From $[2\ 1\ 1] \ge 0$ and $[3\ 2\ 3] \ge 0$, it follows that there is a single solution with $\alpha = 6$ and therefore $[3\ 2\ 3] = 0$, implying that $w$ cannot be at distance $3$ from $z$ for any choice of $w, x, y, z$ as above.
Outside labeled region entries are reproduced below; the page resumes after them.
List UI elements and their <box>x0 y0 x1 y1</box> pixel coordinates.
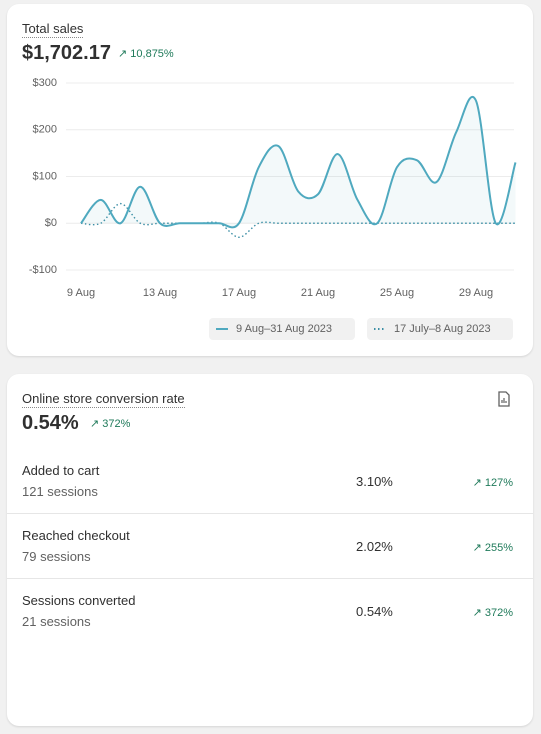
row-rate: 0.54% <box>356 604 393 619</box>
x-tick-label: 13 Aug <box>143 287 177 299</box>
change-value: 127% <box>484 477 513 489</box>
y-tick-label: $300 <box>33 77 57 89</box>
y-tick-label: $200 <box>33 124 57 136</box>
change: ↗ 10,875% <box>118 48 174 60</box>
conversion-value: 0.54% <box>22 412 79 434</box>
legend-box <box>209 318 355 340</box>
x-tick-label: 25 Aug <box>380 287 414 299</box>
change-value: 372% <box>102 418 131 430</box>
row-sessions: 21 sessions <box>22 614 91 629</box>
conversion-change: ↗ 372% <box>90 418 131 430</box>
row-sessions: 121 sessions <box>22 484 98 499</box>
row-rate: 2.02% <box>356 539 393 554</box>
row-change: ↗ 127% <box>472 477 513 489</box>
series-line <box>80 202 516 238</box>
area <box>81 96 516 228</box>
sales-card <box>7 4 533 356</box>
y-tick-label: $0 <box>45 217 57 229</box>
change-value: 10,875% <box>130 48 174 60</box>
change-value: 372% <box>484 607 513 619</box>
series-line <box>80 96 517 229</box>
row-label: Added to cart <box>22 463 100 478</box>
row-label: Sessions converted <box>22 593 136 608</box>
legend-label: 17 July–8 Aug 2023 <box>394 323 491 335</box>
legend-box <box>367 318 513 340</box>
x-tick-label: 21 Aug <box>301 287 335 299</box>
chart: -$100 $0 $100 $200 $300 9 Aug 13 Aug 17 Aug 21 A… <box>29 77 517 340</box>
conversion-card <box>7 374 533 726</box>
conversion-title: Online store conversion rate <box>22 391 185 408</box>
change-value: 255% <box>484 542 513 554</box>
x-tick-label: 29 Aug <box>459 287 493 299</box>
x-tick-label: 17 Aug <box>222 287 256 299</box>
row-separator <box>7 513 533 514</box>
y-tick-label: $100 <box>33 170 57 182</box>
total: $1,702.17 <box>22 42 111 64</box>
row-rate: 3.10% <box>356 474 393 489</box>
x-tick-label: 9 Aug <box>67 287 95 299</box>
legend-label: 9 Aug–31 Aug 2023 <box>236 323 332 335</box>
row-change: ↗ 255% <box>472 542 513 554</box>
y-tick-label: -$100 <box>29 264 57 276</box>
chart-title: Total sales <box>22 21 84 38</box>
row-label: Reached checkout <box>22 528 130 543</box>
export-icon[interactable] <box>497 391 511 407</box>
row-separator <box>7 578 533 579</box>
row-sessions: 79 sessions <box>22 549 91 564</box>
row-change: ↗ 372% <box>472 607 513 619</box>
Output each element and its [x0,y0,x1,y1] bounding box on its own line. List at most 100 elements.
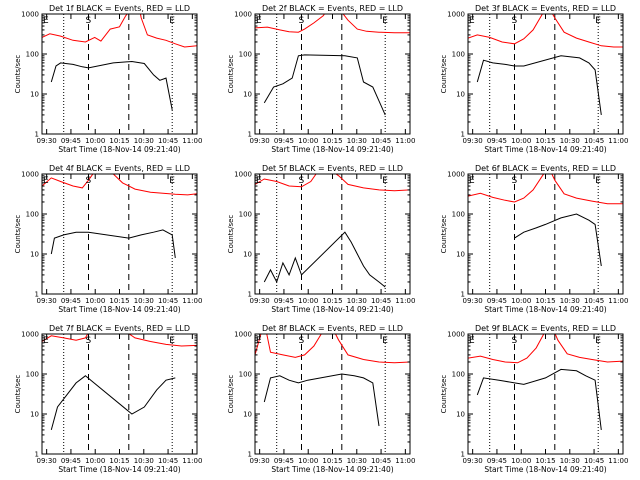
x-tick-label: 10:45 [371,457,391,465]
y-tick-label: 10 [30,411,39,419]
x-tick-label: 10:45 [584,297,604,305]
y-tick-label: 1 [35,451,39,459]
y-axis-label: Counts/sec [440,55,448,94]
series-line-events [476,55,602,115]
event-marker-e: E [43,16,49,26]
series-group [255,174,410,288]
panel-title: Det 6f BLACK = Events, RED = LLD [475,164,616,173]
x-tick-label: 10:15 [109,137,129,145]
x-tick-label: 10:30 [134,137,154,145]
plot-frame [467,333,624,455]
x-tick-label: 09:45 [487,297,507,305]
y-axis-label: Counts/sec [14,215,22,254]
series-group [468,334,623,430]
x-tick-label: 09:30 [37,457,57,465]
series-line-lld [255,14,410,34]
panel-title: Det 9f BLACK = Events, RED = LLD [475,324,616,333]
x-tick-label: 09:45 [487,137,507,145]
y-tick-label: 10 [243,411,252,419]
x-tick-label: 10:30 [560,297,580,305]
series-line-events [476,368,602,430]
series-line-events [514,213,602,267]
series-line-events [50,229,176,258]
y-tick-label: 1000 [234,331,252,339]
x-axis-label: Start Time (18-Nov-14 09:21:40) [58,465,180,474]
x-tick-label: 10:45 [371,297,391,305]
panel-title: Det 2f BLACK = Events, RED = LLD [262,4,403,13]
y-axis-label: Counts/sec [227,215,235,254]
y-tick-label: 100 [26,371,39,379]
x-tick-label: 10:00 [298,457,318,465]
x-tick-label: 09:30 [463,137,483,145]
series-group [42,334,197,431]
series-group [468,174,623,267]
x-tick-label: 09:45 [61,457,81,465]
x-tick-label: 09:30 [250,137,270,145]
x-tick-label: 10:30 [134,297,154,305]
x-tick-label: 10:15 [322,137,342,145]
event-marker-e: E [595,16,601,26]
series-line-lld [255,174,410,192]
x-tick-label: 10:45 [584,457,604,465]
plot-frame [41,173,198,295]
y-tick-label: 1 [461,451,465,459]
x-tick-label: 10:00 [85,457,105,465]
series-line-events [50,60,173,110]
x-tick-label: 09:30 [463,297,483,305]
plot-frame [467,13,624,135]
x-tick-label: 11:00 [608,457,628,465]
series-group [42,174,197,258]
y-tick-label: 1 [248,291,252,299]
x-tick-label: 09:30 [463,457,483,465]
x-tick-label: 11:00 [182,137,202,145]
y-axis-label: Counts/sec [14,55,22,94]
event-marker-e: E [169,16,175,26]
panel-title: Det 5f BLACK = Events, RED = LLD [262,164,403,173]
x-tick-label: 10:00 [85,297,105,305]
x-axis-label: Start Time (18-Nov-14 09:21:40) [58,305,180,314]
panel-det-9: Det 9f BLACK = Events, RED = LLD 1 10 100 10… [440,324,628,474]
series-line-lld [42,174,197,196]
event-marker-e: E [43,176,49,186]
x-tick-label: 10:30 [347,457,367,465]
plot-frame [467,173,624,295]
x-tick-label: 10:15 [109,457,129,465]
y-tick-label: 1 [461,131,465,139]
y-tick-label: 10 [243,91,252,99]
y-tick-label: 100 [452,211,465,219]
y-axis-label: Counts/sec [440,375,448,414]
y-tick-label: 100 [26,51,39,59]
y-tick-label: 10 [456,91,465,99]
panel-det-5: Det 5f BLACK = Events, RED = LLD 1 10 100 10… [227,164,415,314]
x-tick-label: 11:00 [608,297,628,305]
event-marker-s: S [86,176,92,186]
event-marker-s: S [299,16,305,26]
series-group [255,14,410,116]
y-axis-label: Counts/sec [440,215,448,254]
series-group [255,334,410,427]
x-tick-label: 11:00 [395,457,415,465]
x-tick-label: 10:45 [371,137,391,145]
series-line-lld [468,334,623,364]
event-marker-s: S [299,176,305,186]
x-tick-label: 11:00 [182,297,202,305]
panel-det-8: Det 8f BLACK = Events, RED = LLD 1 10 100 10… [227,324,415,474]
x-tick-label: 10:15 [535,297,555,305]
x-tick-label: 10:45 [158,297,178,305]
x-tick-label: 10:30 [347,297,367,305]
y-tick-label: 1000 [21,171,39,179]
y-tick-label: 1 [248,451,252,459]
y-tick-label: 1000 [234,171,252,179]
event-marker-s: S [299,336,305,346]
series-line-lld [468,174,623,205]
panel-det-3: Det 3f BLACK = Events, RED = LLD 1 10 100 10… [440,4,628,154]
series-line-lld [255,334,410,364]
panel-title: Det 1f BLACK = Events, RED = LLD [49,4,190,13]
y-tick-label: 100 [26,211,39,219]
event-marker-s: S [512,176,518,186]
y-tick-label: 1 [35,291,39,299]
x-tick-label: 09:45 [274,137,294,145]
y-tick-label: 1000 [21,11,39,19]
series-line-lld [42,334,197,347]
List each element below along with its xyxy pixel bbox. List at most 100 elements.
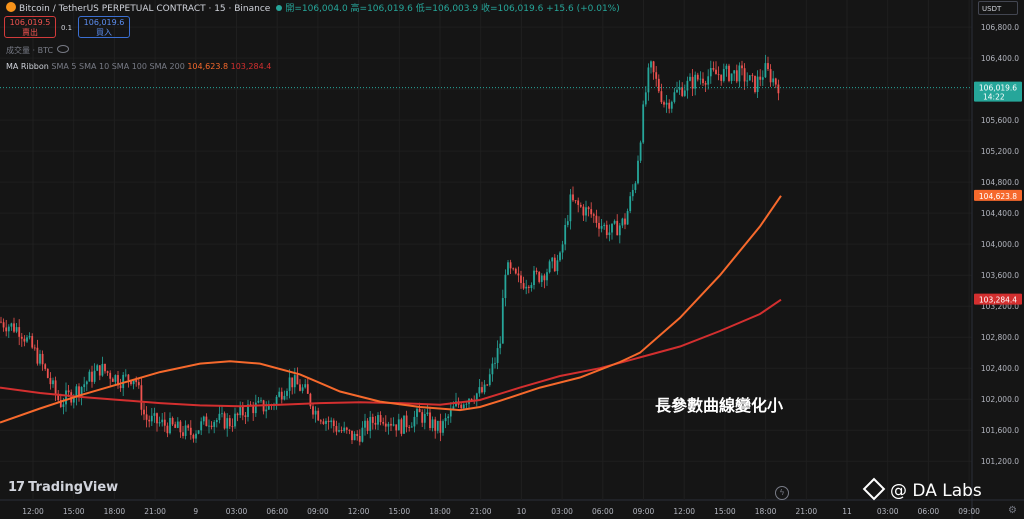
candle-body (369, 416, 372, 431)
candle-body (158, 422, 161, 424)
candle-body (481, 387, 483, 393)
candle-body (288, 377, 291, 391)
candle-body (751, 75, 754, 77)
candle-body (78, 386, 80, 397)
symbol-title[interactable]: Bitcoin / TetherUS PERPETUAL CONTRACT · … (19, 4, 271, 14)
candle-body (488, 374, 491, 385)
candle-body (228, 418, 231, 427)
lightning-icon[interactable]: ϟ (775, 486, 789, 500)
candle-body (657, 78, 660, 92)
candle-body (200, 421, 203, 431)
candle-body (218, 413, 221, 421)
candle-body (275, 396, 278, 405)
candle-body (746, 80, 749, 82)
candle-body (426, 412, 429, 415)
candle-body (702, 78, 704, 84)
candle-body (613, 220, 616, 224)
candle-body (551, 257, 554, 262)
candle-body (20, 336, 23, 339)
x-tick-label: 09:00 (307, 507, 329, 516)
candle-body (49, 377, 52, 385)
candle-body (647, 67, 650, 93)
candle-body (67, 390, 70, 393)
x-tick-label: 09:00 (633, 507, 655, 516)
da-labs-watermark: @ DA Labs (862, 477, 982, 501)
candle-body (436, 420, 439, 431)
candle-body (759, 76, 762, 80)
candle-body (652, 61, 655, 73)
sell-price: 106,019.5 (9, 18, 51, 27)
y-tick-label: 103,600.0 (981, 271, 1019, 280)
x-tick-label: 15:00 (388, 507, 410, 516)
y-tick-label: 106,400.0 (981, 54, 1019, 63)
candle-body (631, 189, 634, 197)
candle-body (208, 425, 210, 427)
candle-body (400, 419, 403, 434)
candle-body (356, 433, 359, 436)
candle-body (309, 393, 312, 407)
candle-body (5, 327, 8, 332)
eye-icon[interactable] (57, 45, 70, 53)
candle-body (148, 419, 151, 422)
x-tick-label: 06:00 (918, 507, 940, 516)
currency-selector[interactable]: USDT (978, 1, 1018, 15)
candle-body (564, 224, 567, 245)
candle-body (634, 183, 637, 190)
candle-body (475, 393, 478, 402)
candle-body (725, 65, 728, 70)
candle-body (345, 427, 348, 430)
candle-body (465, 403, 468, 405)
y-tick-label: 101,200.0 (981, 457, 1019, 466)
candle-body (644, 92, 647, 105)
candle-body (777, 84, 780, 94)
candle-body (179, 421, 182, 433)
indicator-value-1: 104,623.8 (187, 62, 229, 71)
candle-body (265, 409, 268, 412)
candle-body (540, 275, 543, 282)
volume-label: 成交量 · BTC (6, 46, 54, 55)
candle-body (301, 387, 304, 391)
candle-body (538, 272, 541, 282)
candle-body (527, 286, 530, 289)
candle-body (296, 375, 299, 385)
candle-body (10, 323, 13, 327)
candle-body (96, 365, 99, 371)
candle-body (530, 285, 533, 289)
y-tick-label: 104,000.0 (981, 240, 1019, 249)
candle-body (722, 69, 725, 81)
candle-body (98, 365, 101, 376)
candle-body (650, 61, 652, 68)
candle-body (156, 413, 158, 424)
price-label-box (974, 189, 1022, 201)
candle-body (416, 408, 418, 417)
sell-button[interactable]: 106,019.5 賣出 (4, 16, 56, 38)
volume-legend[interactable]: 成交量 · BTC (6, 45, 70, 56)
candle-body (39, 353, 41, 364)
candle-body (715, 69, 717, 75)
candle-body (387, 423, 390, 427)
buy-button[interactable]: 106,019.6 買入 (78, 16, 130, 38)
candle-body (494, 362, 496, 364)
candle-body (231, 426, 234, 428)
candle-body (621, 218, 624, 226)
watermark-text: @ DA Labs (890, 481, 982, 501)
candle-body (525, 286, 528, 289)
x-tick-label: 18:00 (429, 507, 451, 516)
price-label-box (974, 81, 1022, 102)
indicator-legend[interactable]: MA Ribbon SMA 5 SMA 10 SMA 100 SMA 200 1… (6, 62, 271, 71)
candle-body (23, 338, 26, 342)
candle-body (15, 327, 18, 332)
gear-icon[interactable]: ⚙ (1008, 505, 1017, 516)
candle-body (761, 77, 764, 80)
candle-body (106, 371, 109, 373)
candle-body (101, 363, 104, 376)
candle-body (670, 101, 673, 109)
candle-body (384, 423, 387, 427)
candle-body (182, 432, 184, 436)
candle-body (132, 379, 135, 385)
x-tick-label: 18:00 (755, 507, 777, 516)
candle-body (478, 387, 481, 394)
candle-body (65, 390, 67, 405)
candle-body (496, 348, 499, 363)
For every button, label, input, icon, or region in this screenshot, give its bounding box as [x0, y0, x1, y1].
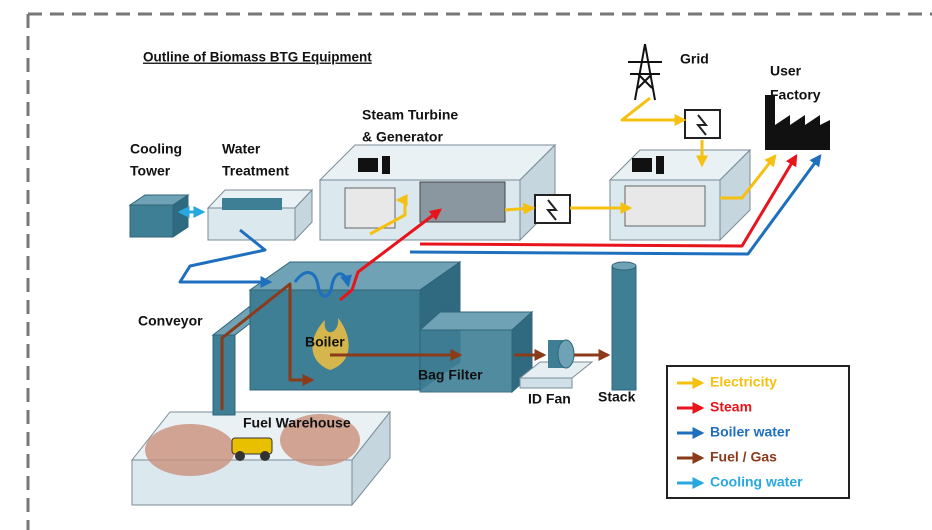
- node-label: Cooling: [130, 141, 182, 157]
- node-label: Tower: [130, 163, 171, 179]
- node-label: Boiler: [305, 334, 345, 350]
- electricity-flow: [505, 208, 533, 210]
- legend: Electricity Steam Boiler water Fuel / Gas Co…: [667, 366, 849, 498]
- title: Outline of Biomass BTG Equipment: [143, 50, 372, 65]
- node-label: Bag Filter: [418, 367, 483, 383]
- legend-label: Boiler water: [710, 424, 791, 440]
- turbine-hall: [320, 145, 555, 240]
- node-label: Conveyor: [138, 313, 203, 329]
- legend-label: Cooling water: [710, 474, 803, 490]
- diagram: Outline of Biomass BTG Equipment Fuel Wa…: [0, 0, 932, 530]
- node-label: Grid: [680, 51, 709, 67]
- legend-label: Steam: [710, 399, 752, 415]
- node-label: Factory: [770, 87, 821, 103]
- node-label: & Generator: [362, 129, 443, 145]
- node-label: Stack: [598, 389, 636, 405]
- water-treatment: [208, 190, 312, 240]
- node-label: Fuel Warehouse: [243, 415, 351, 431]
- grid-tower: [628, 44, 662, 100]
- node-label: Treatment: [222, 163, 289, 179]
- node-label: Steam Turbine: [362, 107, 458, 123]
- legend-label: Electricity: [710, 374, 777, 390]
- electricity-flow: [622, 98, 684, 120]
- node-label: Water: [222, 141, 261, 157]
- node-label: User: [770, 63, 802, 79]
- switchgear: [610, 150, 750, 240]
- stack: [612, 262, 636, 390]
- cooling-tower: [130, 195, 188, 237]
- node-label: ID Fan: [528, 391, 571, 407]
- factory-icon: [765, 95, 830, 150]
- legend-label: Fuel / Gas: [710, 449, 777, 465]
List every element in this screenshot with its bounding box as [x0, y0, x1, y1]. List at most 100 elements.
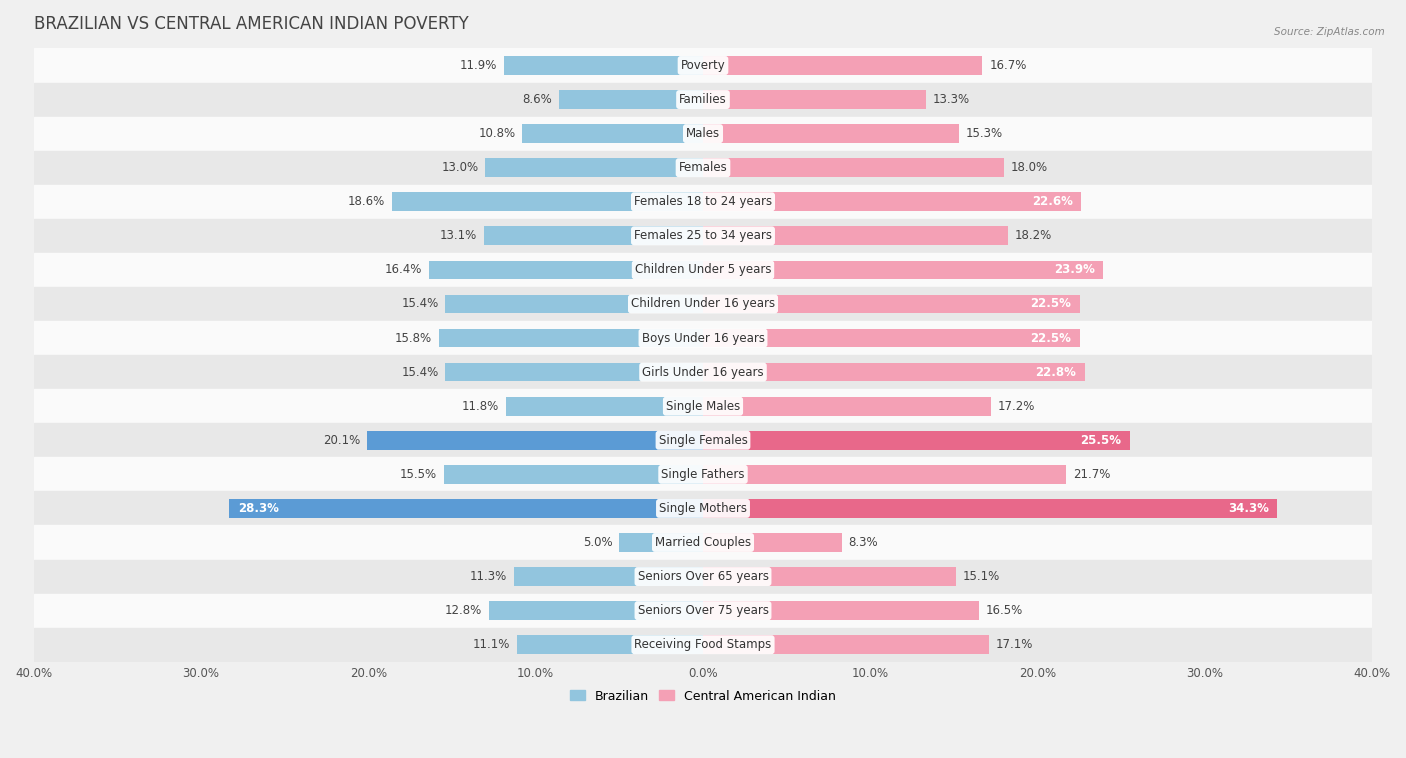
Bar: [34, 457, 1372, 491]
Text: Single Mothers: Single Mothers: [659, 502, 747, 515]
Bar: [703, 227, 1008, 245]
Bar: [703, 261, 1102, 279]
Text: 21.7%: 21.7%: [1073, 468, 1111, 481]
Bar: [517, 635, 703, 654]
Bar: [34, 287, 1372, 321]
Text: 15.3%: 15.3%: [966, 127, 1002, 140]
Bar: [34, 185, 1372, 219]
Text: 17.1%: 17.1%: [995, 638, 1033, 651]
Text: Single Fathers: Single Fathers: [661, 468, 745, 481]
Bar: [34, 83, 1372, 117]
Text: Married Couples: Married Couples: [655, 536, 751, 549]
Bar: [34, 628, 1372, 662]
Text: 18.6%: 18.6%: [347, 196, 385, 208]
Bar: [446, 363, 703, 381]
Bar: [367, 431, 703, 449]
Text: Families: Families: [679, 93, 727, 106]
Bar: [34, 253, 1372, 287]
Text: Seniors Over 65 years: Seniors Over 65 years: [637, 570, 769, 583]
Bar: [34, 559, 1372, 594]
Text: 12.8%: 12.8%: [444, 604, 482, 617]
Text: 23.9%: 23.9%: [1053, 264, 1095, 277]
Bar: [34, 117, 1372, 151]
Text: 15.1%: 15.1%: [963, 570, 1000, 583]
Bar: [703, 329, 1080, 347]
Bar: [560, 90, 703, 109]
Bar: [703, 499, 1277, 518]
Text: Males: Males: [686, 127, 720, 140]
Text: 20.1%: 20.1%: [322, 434, 360, 446]
Bar: [489, 601, 703, 620]
Text: 34.3%: 34.3%: [1227, 502, 1268, 515]
Bar: [484, 227, 703, 245]
Bar: [34, 525, 1372, 559]
Text: Source: ZipAtlas.com: Source: ZipAtlas.com: [1274, 27, 1385, 36]
Bar: [703, 431, 1130, 449]
Text: 11.3%: 11.3%: [470, 570, 508, 583]
Text: 11.8%: 11.8%: [461, 399, 499, 412]
Bar: [34, 151, 1372, 185]
Bar: [506, 397, 703, 415]
Text: 13.0%: 13.0%: [441, 161, 478, 174]
Text: 25.5%: 25.5%: [1080, 434, 1122, 446]
Bar: [522, 124, 703, 143]
Text: 16.7%: 16.7%: [990, 59, 1026, 72]
Text: Single Males: Single Males: [666, 399, 740, 412]
Legend: Brazilian, Central American Indian: Brazilian, Central American Indian: [565, 684, 841, 708]
Bar: [703, 158, 1004, 177]
Text: 11.1%: 11.1%: [474, 638, 510, 651]
Bar: [703, 124, 959, 143]
Bar: [34, 491, 1372, 525]
Text: Single Females: Single Females: [658, 434, 748, 446]
Bar: [34, 355, 1372, 389]
Bar: [443, 465, 703, 484]
Bar: [429, 261, 703, 279]
Text: Receiving Food Stamps: Receiving Food Stamps: [634, 638, 772, 651]
Text: 22.8%: 22.8%: [1035, 365, 1076, 379]
Text: 15.4%: 15.4%: [401, 365, 439, 379]
Text: 16.5%: 16.5%: [986, 604, 1024, 617]
Text: Females 25 to 34 years: Females 25 to 34 years: [634, 230, 772, 243]
Bar: [703, 601, 979, 620]
Bar: [703, 533, 842, 552]
Bar: [34, 594, 1372, 628]
Text: 10.8%: 10.8%: [478, 127, 516, 140]
Text: Poverty: Poverty: [681, 59, 725, 72]
Text: 11.9%: 11.9%: [460, 59, 498, 72]
Text: 15.8%: 15.8%: [395, 331, 432, 345]
Text: 8.3%: 8.3%: [849, 536, 879, 549]
Text: Children Under 16 years: Children Under 16 years: [631, 297, 775, 311]
Bar: [703, 90, 925, 109]
Text: Females 18 to 24 years: Females 18 to 24 years: [634, 196, 772, 208]
Bar: [392, 193, 703, 211]
Bar: [703, 193, 1081, 211]
Bar: [703, 56, 983, 75]
Bar: [34, 389, 1372, 423]
Text: 13.3%: 13.3%: [932, 93, 969, 106]
Bar: [619, 533, 703, 552]
Text: 15.4%: 15.4%: [401, 297, 439, 311]
Bar: [439, 329, 703, 347]
Text: Seniors Over 75 years: Seniors Over 75 years: [637, 604, 769, 617]
Bar: [446, 295, 703, 313]
Text: 28.3%: 28.3%: [238, 502, 278, 515]
Bar: [703, 465, 1066, 484]
Text: BRAZILIAN VS CENTRAL AMERICAN INDIAN POVERTY: BRAZILIAN VS CENTRAL AMERICAN INDIAN POV…: [34, 15, 468, 33]
Text: Boys Under 16 years: Boys Under 16 years: [641, 331, 765, 345]
Bar: [703, 567, 956, 586]
Text: 5.0%: 5.0%: [583, 536, 613, 549]
Bar: [34, 423, 1372, 457]
Bar: [229, 499, 703, 518]
Bar: [34, 321, 1372, 355]
Text: Females: Females: [679, 161, 727, 174]
Bar: [703, 295, 1080, 313]
Text: 22.5%: 22.5%: [1031, 331, 1071, 345]
Text: 15.5%: 15.5%: [399, 468, 437, 481]
Bar: [703, 635, 990, 654]
Text: 13.1%: 13.1%: [440, 230, 477, 243]
Text: 18.2%: 18.2%: [1014, 230, 1052, 243]
Text: Children Under 5 years: Children Under 5 years: [634, 264, 772, 277]
Text: 18.0%: 18.0%: [1011, 161, 1047, 174]
Bar: [503, 56, 703, 75]
Bar: [34, 49, 1372, 83]
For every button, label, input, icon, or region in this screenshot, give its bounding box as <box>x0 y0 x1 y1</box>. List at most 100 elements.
We now compute the triple intersection numbers with respect to $w, x, y$. The parameter $\beta$ will denote the number of vertices at distances $(3, 1, 2)$ from $w, x, y$.

In [7]:

p.tripleEquations(3, 2, 1, params={"beta": (3, 1, 2)})

Out[7]:

$\newcommand{\Bold}[1]{\mathbf{#1}}\begin{aligned}0: &\ \left(\begin{array}{rrrr} 0 & 0 & 0 & 0 \\ 0 & 0 & 0 & 0 \\ 0 & 0 & 0 & 0 \\ 0 & 0 & 1 & 0 \end{array}\right) \\ 1: &\ \left(\begin{array}{rrrr} 0 & 0 & 0 & 0 \\ 0 & 0 & 0 & 0 \\ 0 & 7 & 5 \, \beta - 27 & -5 \, \beta + 100 \\ 0 & 0 & -5 \, \beta + 99 & 5 \, \beta - 75 \end{array}\right) \\ 2: &\ \left(\begin{array}{rrrr} 0 & 0 & 0 & 0 \\ 1 & \beta + 9 & -\beta + 70 & 0 \\ 0 & -\beta + 63 & -24 \, \beta + 882 & 25 \, \beta - 225 \\ 0 & 0 & 25 \, \beta - 210 & -25 \, \beta + 450 \end{array}\right) \\ 3: &\ \left(\begin{array}{rrrr} 0 & 1 & 0 & 0 \\ 0 & -\beta + 24 & \beta & 0 \\ 0 & \beta & 19 \, \beta - 135 & -20 \, \beta + 375 \\ 0 & 0 & -20 \, \beta + 360 & 20 \, \beta - 300 \end{array}\right) \\\end{aligned}$

From $[3\ 3\ 2] \ge 0$ and $[1\ 3\ 3] \ge 0$, it follows that $15 \le \beta \le 18$. This would imply the existence of a vertex $z$ as above that is at distance $3$ from $w$ - a contradiction! We thus conclude that a distance-regular graph with intersection array $\{104, 70, 25; 1, 7, 80\}$ does not exist.